The American Insurance Association (AIA), the trade association for leaders in the P/C insurance industry, announced on September 12 that it will be joining the new US-UK Financial and Related Professional Services Coalition in order to foster discussion from both sides of the pond on trade and investment, among other issues.
“With the advent of Brexit, the trade and regulatory relationship between the US and the UK may change significantly in the near future,” said Steve Simchak, vice president and chief international counsel for AIA who’s been leading the efforts on this coalition. “Since the UK and the US are arguably the two most [well-known] insurance markets in the world, we felt it was very important that the insurance industry both in the US and in the UK be part of the collaborative efforts amongst the financial services industries to engage with both of our governments on bilateral trade and regulatory issues.”
The formal coalition has only been in the works for the past few months, but the AIA decided that it would be a smart move to have more processes and structures in place for US and UK insurance industries to coordinate their communications with their governments and with each other, added Simchak.
The coalition has put forward three main themes: promote deeper regulatory cooperation for the benefit of market participants, clients, and investors; maximize cross-border market access; and recognize the important role that the changing technological landscape plays in financial services.
“That’s an emerging area with both governments right now, so we thought it would be a useful purpose for this coalition to communicate with our governments about the best way to regulate fintech and insurtech, and whether there can be some transatlantic or US-UK regulatory cooperation on fintech and insurtech,” said Simchak.
The uncertainty in what a post-Brexit world will look like is one of the challenges that Simchak predicts will impact the coalition, but likewise underscores its importance.

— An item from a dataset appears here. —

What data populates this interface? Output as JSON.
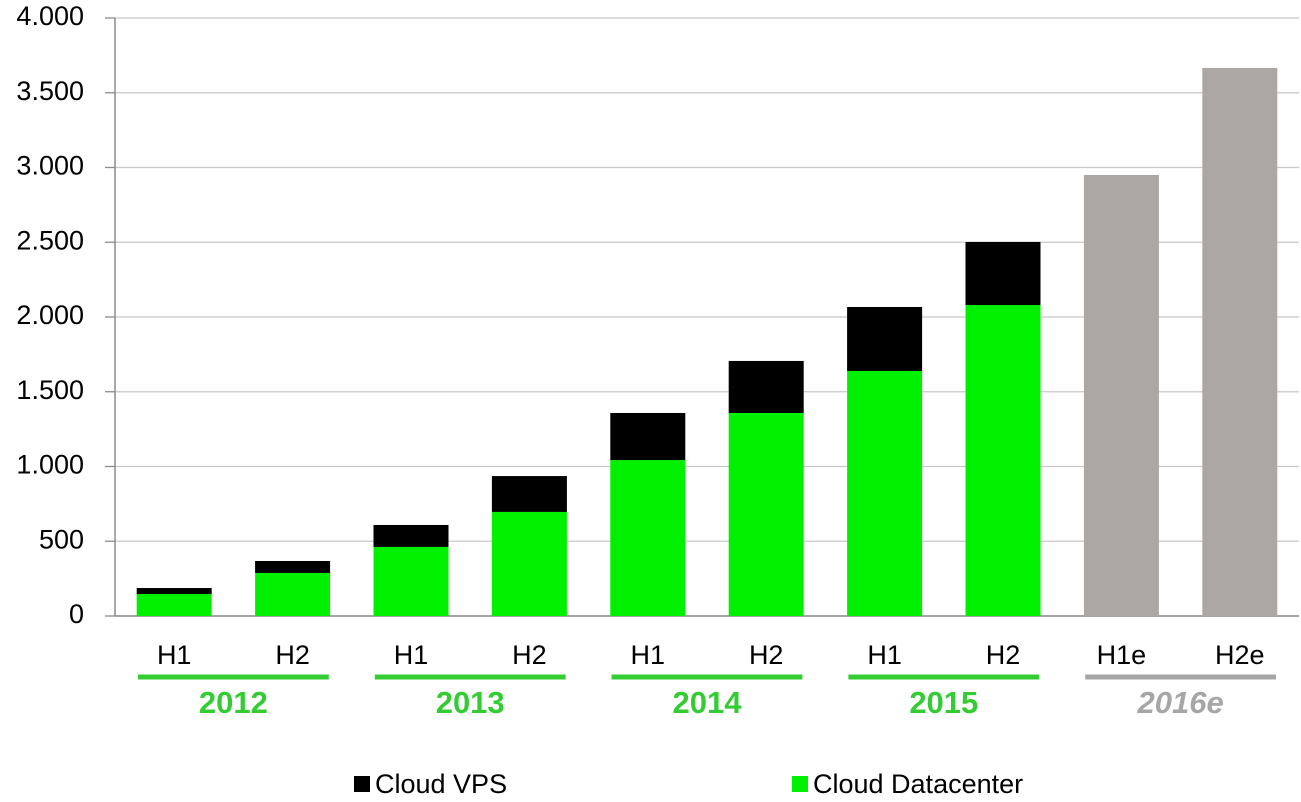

“The Brexit process is ongoing and nobody knows yet what the financial services relationship between the UK and the EU will be, which of course will then inform the relationship between the UK and the US,” he explained. “Recognizing that there will be challenges in negotiating agreements and in structuring the new relationship between the US and the UK is really one of the reasons why we formed this coalition. We’ll do better as an industry in our ability to inform our governments if we can work together to overcome those challenges.”